Hidup di Mars? Mungkin Gak Sih?

Seberapa mungkin bagi manusia untuk tinggal di Planet Mars?

Hidup di Mars? Mungkin Gak Sih?
Photo by Luca Rüegg from Unsplash

Menurut Worldometers, jumlah penduduk bumi di tahun 2023 mendatang diperkirakan akan mencapai 8 miliar jiwa. Jumlah ini akan terus meningkat jika merujuk lagi pada sumber yang sama, dimana pada tahun 2050-an pun, diestimasi bahwa bumi akan dihuni hingga 10 miliar manusia.

Angka yang fantastis tentu saja.

Kalau mengingat jumlah penduduk bumi sekarang yang berjumlah 7 miliar lebih, doakan saja semoga penambahan 3 miliar populasi manusia untuk beberapa dekade mendatang adalah berangkat dari jenis-jenis unggul.

Meningkatnya tingkat kepadatan manusia di bumi tidak menjadi sebuah berita baik. Center for Biological Diversity saja menyebutkan bahwa peningkatan jumlah kelahiran manusia berbanding lurus dengan peningkatan pemanasan global.

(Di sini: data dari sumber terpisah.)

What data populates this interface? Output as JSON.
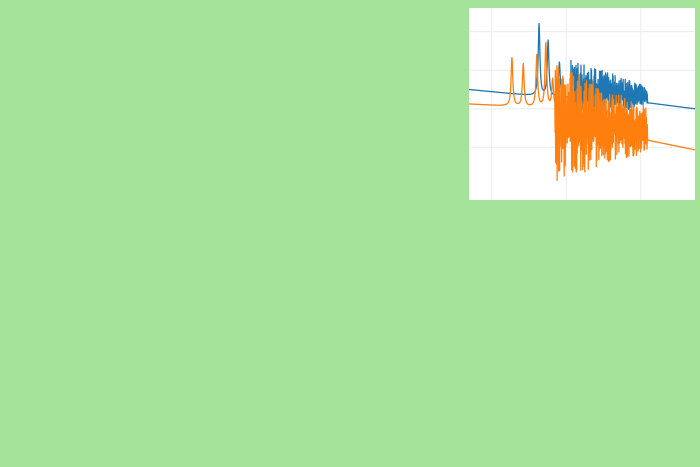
{
  "app": {
    "background_color": "#a5e39b",
    "chart_background_color": "#ffffff"
  },
  "chart_data": {
    "type": "line",
    "title": "",
    "xlabel": "",
    "ylabel": "",
    "grid": true,
    "legend": "none",
    "x_range": [
      0,
      1
    ],
    "y_range": [
      -1.8,
      1.6
    ],
    "series": [
      {
        "color": "#1f77b4",
        "baseline": [
          [
            0.0,
            0.2
          ],
          [
            0.44,
            0.0
          ],
          [
            0.8,
            -0.08
          ],
          [
            1.0,
            -0.2
          ]
        ],
        "peaks": [
          {
            "x": 0.31,
            "y": 1.55
          },
          {
            "x": 0.35,
            "y": 1.2
          },
          {
            "x": 0.4,
            "y": 0.75
          },
          {
            "x": 0.46,
            "y": 1.05
          }
        ],
        "dense_band": {
          "x_start": 0.45,
          "x_end": 0.79,
          "high": [
            0.85,
            0.25
          ],
          "low": [
            -0.45,
            -0.15
          ]
        }
      },
      {
        "color": "#ff7f0e",
        "baseline": [
          [
            0.0,
            -0.1
          ],
          [
            0.4,
            -0.2
          ],
          [
            0.79,
            -0.85
          ],
          [
            1.0,
            -1.05
          ]
        ],
        "peaks": [
          {
            "x": 0.19,
            "y": 0.85
          },
          {
            "x": 0.24,
            "y": 0.72
          },
          {
            "x": 0.3,
            "y": 0.9
          },
          {
            "x": 0.34,
            "y": 1.15
          },
          {
            "x": 0.37,
            "y": 0.4
          }
        ],
        "dense_band": {
          "x_start": 0.38,
          "x_end": 0.79,
          "high": [
            0.8,
            -0.2
          ],
          "low": [
            -1.7,
            -1.1
          ]
        }
      }
    ]
  }
}
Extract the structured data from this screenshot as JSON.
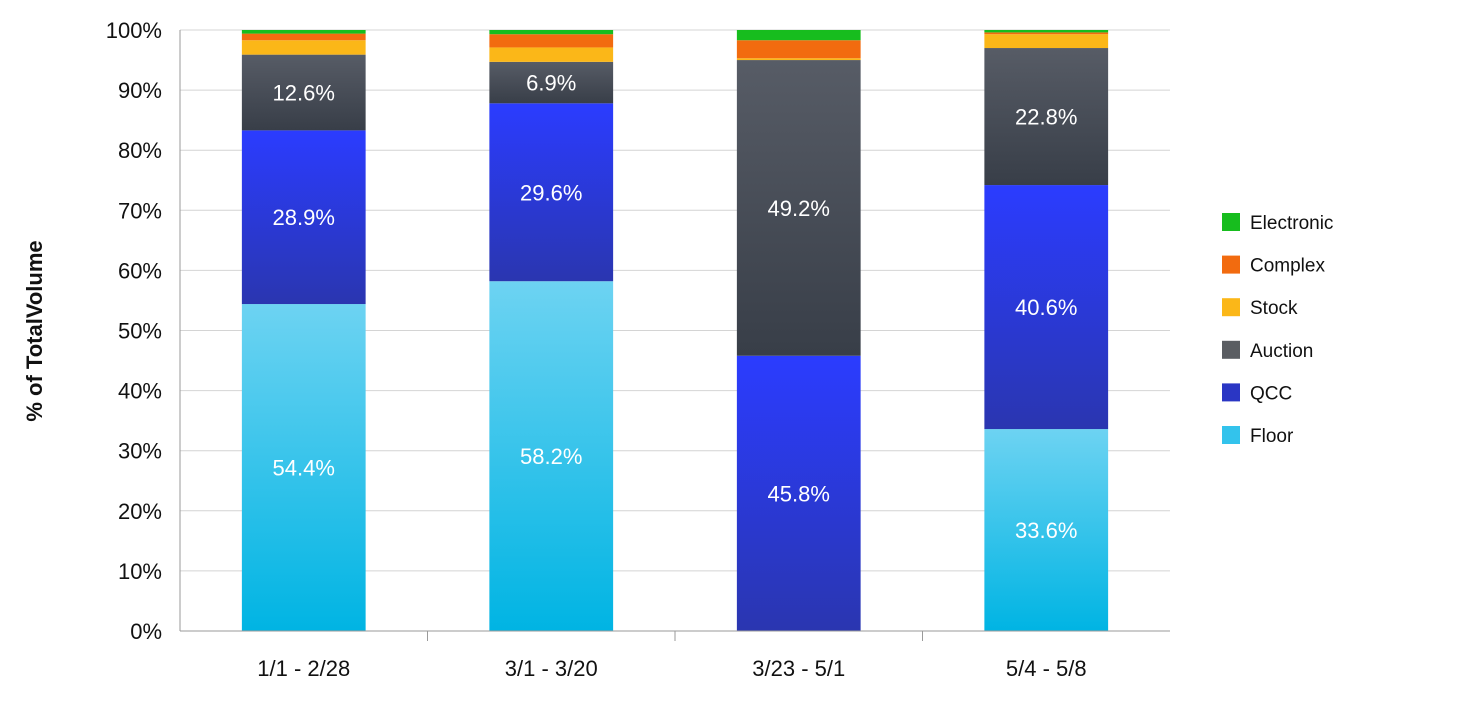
{
  "chart_data": {
    "type": "bar",
    "stacked": true,
    "categories": [
      "1/1 - 2/28",
      "3/1 - 3/20",
      "3/23 - 5/1",
      "5/4 - 5/8"
    ],
    "ylabel": "% of TotalVolume",
    "xlabel": "",
    "ylim": [
      0,
      100
    ],
    "yticks": [
      "0%",
      "10%",
      "20%",
      "30%",
      "40%",
      "50%",
      "60%",
      "70%",
      "80%",
      "90%",
      "100%"
    ],
    "grid": true,
    "legend_position": "right",
    "series": [
      {
        "name": "Floor",
        "color": "#00b4e3",
        "color_light": "#6dd3f2",
        "values": [
          54.4,
          58.2,
          0.0,
          33.6
        ],
        "labels": [
          "54.4%",
          "58.2%",
          "",
          "33.6%"
        ]
      },
      {
        "name": "QCC",
        "color": "#2a36b0",
        "color_light": "#2b3cff",
        "values": [
          28.9,
          29.6,
          45.8,
          40.6
        ],
        "labels": [
          "28.9%",
          "29.6%",
          "45.8%",
          "40.6%"
        ]
      },
      {
        "name": "Auction",
        "color": "#383e48",
        "color_light": "#575c66",
        "values": [
          12.6,
          6.9,
          49.2,
          22.8
        ],
        "labels": [
          "12.6%",
          "6.9%",
          "49.2%",
          "22.8%"
        ]
      },
      {
        "name": "Stock",
        "color": "#fbb718",
        "color_light": "#fbb718",
        "values": [
          2.4,
          2.4,
          0.3,
          2.3
        ],
        "labels": [
          "",
          "",
          "",
          ""
        ]
      },
      {
        "name": "Complex",
        "color": "#f26b0f",
        "color_light": "#f26b0f",
        "values": [
          1.1,
          2.2,
          3.0,
          0.3
        ],
        "labels": [
          "",
          "",
          "",
          ""
        ]
      },
      {
        "name": "Electronic",
        "color": "#17bd1e",
        "color_light": "#17bd1e",
        "values": [
          0.6,
          0.7,
          1.7,
          0.4
        ],
        "labels": [
          "",
          "",
          "",
          ""
        ]
      }
    ],
    "legend_order": [
      "Electronic",
      "Complex",
      "Stock",
      "Auction",
      "QCC",
      "Floor"
    ],
    "legend_colors": {
      "Electronic": "#17bd1e",
      "Complex": "#f26b0f",
      "Stock": "#fbb718",
      "Auction": "#5a5d62",
      "QCC": "#2a36c4",
      "Floor": "#33c3ec"
    }
  }
}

Kebayang dong, bagaimana sesaknya warga bumi akan berimbas pada suhu udara yang semakin tak karuan tingginya. Belum lagi masalah-masalah kemanusiaan lain yang pasti akan turut menyertai. Sepertinya, tetap tinggal di bumi bisa cukup berisiko di beberapa dekade mendatang.

Tapi tenang.

Kalau kamu mulai berpikir untuk migrasi dari bumi, kamu tidak sendirian. Para expert pun sedang meneliti lokasi-lokasi lain di luar bumi untuk dapat ditempati oleh manusia di masa mendatang, salah satunya adalah Planet Mars.

Penelitian tentang kelayakan Planet Merah ini untuk dihuni oleh manusia sudah menjadi perhatian para ahli bahkan sejak abad ke-19, loh.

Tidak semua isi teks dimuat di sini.